Online Covariance Matrix Estimation in Sketched Newton Methods
Kuang, Wei, Anitescu, Mihai, Na, Sen
Given the ubiquity of streaming data, online algorithms have been widely used for parameter estimation, with second-order methods particularly standing out for their efficiency and robustness. In this paper, we study an online sketched Newton method that leverages a randomized sketching technique to perform an approximate Newton step in each iteration, thereby eliminating the computational bottleneck of second-order methods.
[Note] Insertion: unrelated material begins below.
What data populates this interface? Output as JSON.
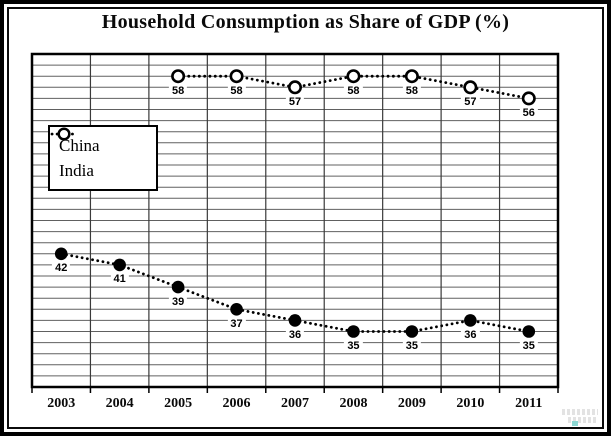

While existing studies have established the asymptotic normality of sketched Newton methods, a consistent estimator of the limiting covariance matrix remains an open problem. We propose a fully online covariance matrix estimator that is constructed entirely from the Newton iterates and requires no matrix factorization. Compared to covariance estimators for first-order online methods, our estimator for second-order methods is batch-free. We establish the consistency and convergence rate of our estimator, and coupled with asymptotic normality results, we can then perform online statistical inference for the model parameters based on sketched Newton methods. We also discuss the extension of our estimator to constrained problems, and demonstrate its superior performance on regression problems as well as benchmark problems in the CUTEst set.